Italian Meatball Soup

Ingredients Notes for Italian Meatball Soup

  • Ground Meat: Use a combination of ground beef and pork for extra juicy and flavorful meatballs.
  • Breadcrumbs & Parmesan: These give the meatballs a perfect texture and rich flavor.
  • Italian Seasoning: Adds that classic Italian touch to both the meatballs and broth.
  • Vegetables: Carrots, celery, and spinach add a fresh, wholesome element to the soup.
  • Pasta or Rice: Use small pasta like orzo or ditalini, or even rice, to make the soup extra hearty.

Italian Meatball Soup

Recipe Steps for Italian Meatball Soup

Step 1: Make the Meatballs

  • In a bowl, combine ground meat, breadcrumbs, grated Parmesan, garlic, Italian seasoning, salt, and pepper. Mix well and form into small meatballs.
  • Heat olive oil in a large pot and brown the meatballs in batches. Remove and set aside.

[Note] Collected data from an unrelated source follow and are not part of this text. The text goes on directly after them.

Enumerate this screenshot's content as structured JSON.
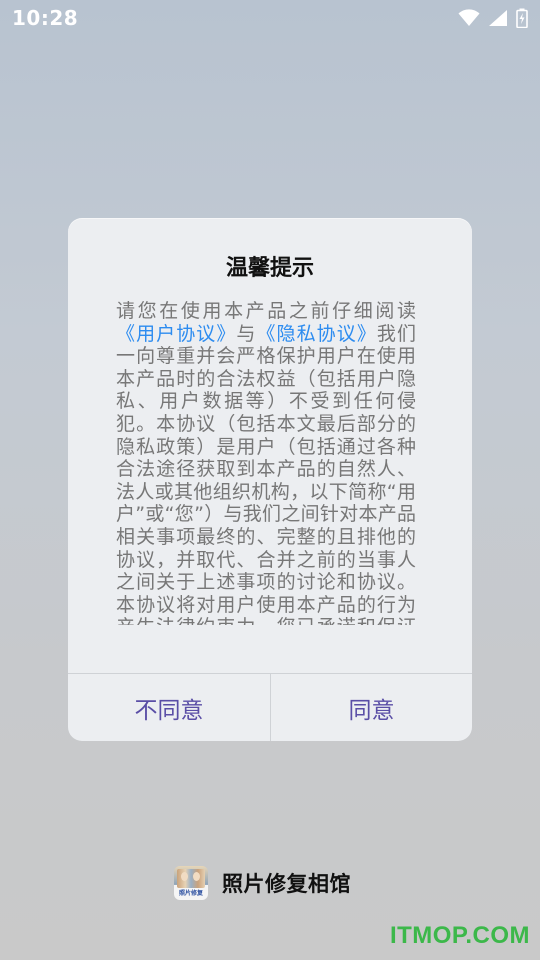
{
  "status_bar": {
    "time": "10:28",
    "icons": [
      "wifi-icon",
      "cellular-signal-icon",
      "battery-charging-icon"
    ]
  },
  "dialog": {
    "title": "温馨提示",
    "body": {
      "intro": "请您在使用本产品之前仔细阅读",
      "user_agreement_link": "《用户协议》",
      "conjunction": "与",
      "privacy_policy_link": "《隐私协议》",
      "rest": "我们一向尊重并会严格保护用户在使用本产品时的合法权益（包括用户隐私、用户数据等）不受到任何侵犯。本协议（包括本文最后部分的隐私政策）是用户（包括通过各种合法途径获取到本产品的自然人、法人或其他组织机构，以下简称“用户”或“您”）与我们之间针对本产品相关事项最终的、完整的且排他的协议，并取代、合并之前的当事人之间关于上述事项的讨论和协议。本协议将对用户使用本产品的行为产生法律约束力，您已承诺和保证有"
    },
    "buttons": {
      "disagree": "不同意",
      "agree": "同意"
    }
  },
  "app": {
    "logo_caption": "照片修复",
    "name": "照片修复相馆"
  },
  "watermark": "ITMOP.COM",
  "colors": {
    "link": "#2d8cf0",
    "button_text": "#5a4ea6",
    "watermark": "#3cb84a"
  }
}
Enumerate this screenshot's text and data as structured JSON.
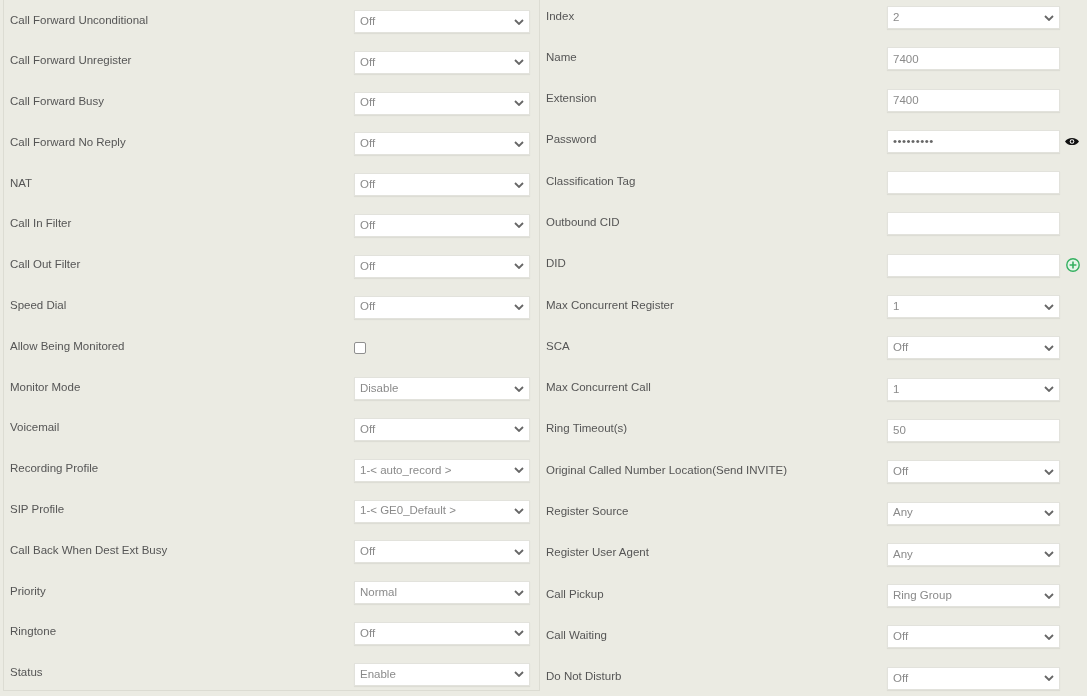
{
  "left_panel": {
    "fields": [
      {
        "label": "Call Forward Unconditional",
        "kind": "select",
        "value": "Off"
      },
      {
        "label": "Call Forward Unregister",
        "kind": "select",
        "value": "Off"
      },
      {
        "label": "Call Forward Busy",
        "kind": "select",
        "value": "Off"
      },
      {
        "label": "Call Forward No Reply",
        "kind": "select",
        "value": "Off"
      },
      {
        "label": "NAT",
        "kind": "select",
        "value": "Off"
      },
      {
        "label": "Call In Filter",
        "kind": "select",
        "value": "Off"
      },
      {
        "label": "Call Out Filter",
        "kind": "select",
        "value": "Off"
      },
      {
        "label": "Speed Dial",
        "kind": "select",
        "value": "Off"
      },
      {
        "label": "Allow Being Monitored",
        "kind": "checkbox",
        "checked": false
      },
      {
        "label": "Monitor Mode",
        "kind": "select",
        "value": "Disable"
      },
      {
        "label": "Voicemail",
        "kind": "select",
        "value": "Off"
      },
      {
        "label": "Recording Profile",
        "kind": "select",
        "value": "1-< auto_record >"
      },
      {
        "label": "SIP Profile",
        "kind": "select",
        "value": "1-< GE0_Default >"
      },
      {
        "label": "Call Back When Dest Ext Busy",
        "kind": "select",
        "value": "Off"
      },
      {
        "label": "Priority",
        "kind": "select",
        "value": "Normal"
      },
      {
        "label": "Ringtone",
        "kind": "select",
        "value": "Off"
      },
      {
        "label": "Status",
        "kind": "select",
        "value": "Enable"
      }
    ]
  },
  "right_panel": {
    "fields": [
      {
        "label": "Index",
        "kind": "select",
        "value": "2"
      },
      {
        "label": "Name",
        "kind": "text",
        "value": "7400"
      },
      {
        "label": "Extension",
        "kind": "text",
        "value": "7400"
      },
      {
        "label": "Password",
        "kind": "password",
        "value": "•••••••••"
      },
      {
        "label": "Classification Tag",
        "kind": "text"
      },
      {
        "label": "Outbound CID",
        "kind": "text"
      },
      {
        "label": "DID",
        "kind": "multi"
      },
      {
        "label": "Max Concurrent Register",
        "kind": "select",
        "value": "1"
      },
      {
        "label": "SCA",
        "kind": "select",
        "value": "Off"
      },
      {
        "label": "Max Concurrent Call",
        "kind": "select",
        "value": "1"
      },
      {
        "label": "Ring Timeout(s)",
        "kind": "text",
        "value": "50"
      },
      {
        "label": "Original Called Number Location(Send INVITE)",
        "kind": "select",
        "value": "Off"
      },
      {
        "label": "Register Source",
        "kind": "select",
        "value": "Any"
      },
      {
        "label": "Register User Agent",
        "kind": "select",
        "value": "Any"
      },
      {
        "label": "Call Pickup",
        "kind": "select",
        "value": "Ring Group"
      },
      {
        "label": "Call Waiting",
        "kind": "select",
        "value": "Off"
      },
      {
        "label": "Do Not Disturb",
        "kind": "select",
        "value": "Off"
      }
    ]
  }
}
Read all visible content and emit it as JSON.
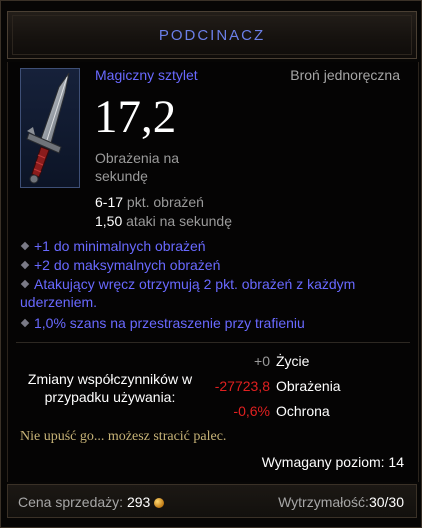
{
  "item": {
    "name": "PODCINACZ",
    "type": "Magiczny sztylet",
    "slot": "Broń jednoręczna",
    "dps": "17,2",
    "dps_label": "Obrażenia na sekundę",
    "damage_value": "6-17",
    "damage_label": "pkt. obrażeń",
    "speed_value": "1,50",
    "speed_label": "ataki na sekundę",
    "icon": "dagger-icon"
  },
  "affixes": [
    "+1 do minimalnych obrażeń",
    "+2 do maksymalnych obrażeń",
    "Atakujący wręcz otrzymują 2 pkt. obrażeń z każdym uderzeniem.",
    "1,0% szans na przestraszenie przy trafieniu"
  ],
  "stat_changes": {
    "label": "Zmiany współczynników w przypadku używania:",
    "rows": [
      {
        "value": "+0",
        "name": "Życie",
        "color": "#9a9a9a"
      },
      {
        "value": "-27723,8",
        "name": "Obrażenia",
        "color": "#e02020"
      },
      {
        "value": "-0,6%",
        "name": "Ochrona",
        "color": "#e02020"
      }
    ]
  },
  "flavor_text": "Nie upuść go... możesz stracić palec.",
  "required_level": "Wymagany poziom: 14",
  "footer": {
    "sell_label": "Cena sprzedaży:",
    "sell_value": "293",
    "coin_icon": "gold-coin-icon",
    "durability_label": "Wytrzymałość:",
    "durability_value": "30/30"
  },
  "colors": {
    "title": "#6b7fe8",
    "magic": "#6969ff",
    "negative": "#e02020",
    "flavor": "#c7b377"
  }
}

Step 2: Sauté the Vegetables

  • In the same pot, sauté diced onions, carrots, and celery until softened, about 5 minutes. Add minced garlic and cook for another minute.

Step 3: Add Broth and Meatballs

Step 4: Add Pasta and Spinach

  • Stir in the pasta (or rice) and let it cook until tender. Add spinach or kale during the last few minutes of cooking to wilt.

Step 5: Serve

  • Taste and adjust seasoning with salt and pepper. Ladle the soup into bowls, top with extra Parmesan, and serve with crusty bread.

Storage Options

  • Refrigerator: Store leftover soup in an airtight container in the fridge for up to 4 days. Reheat on the stove or in the microwave.
  • Freezer: You can freeze the soup without the pasta for up to 3 months. When ready to eat, thaw and reheat, then add cooked pasta or rice.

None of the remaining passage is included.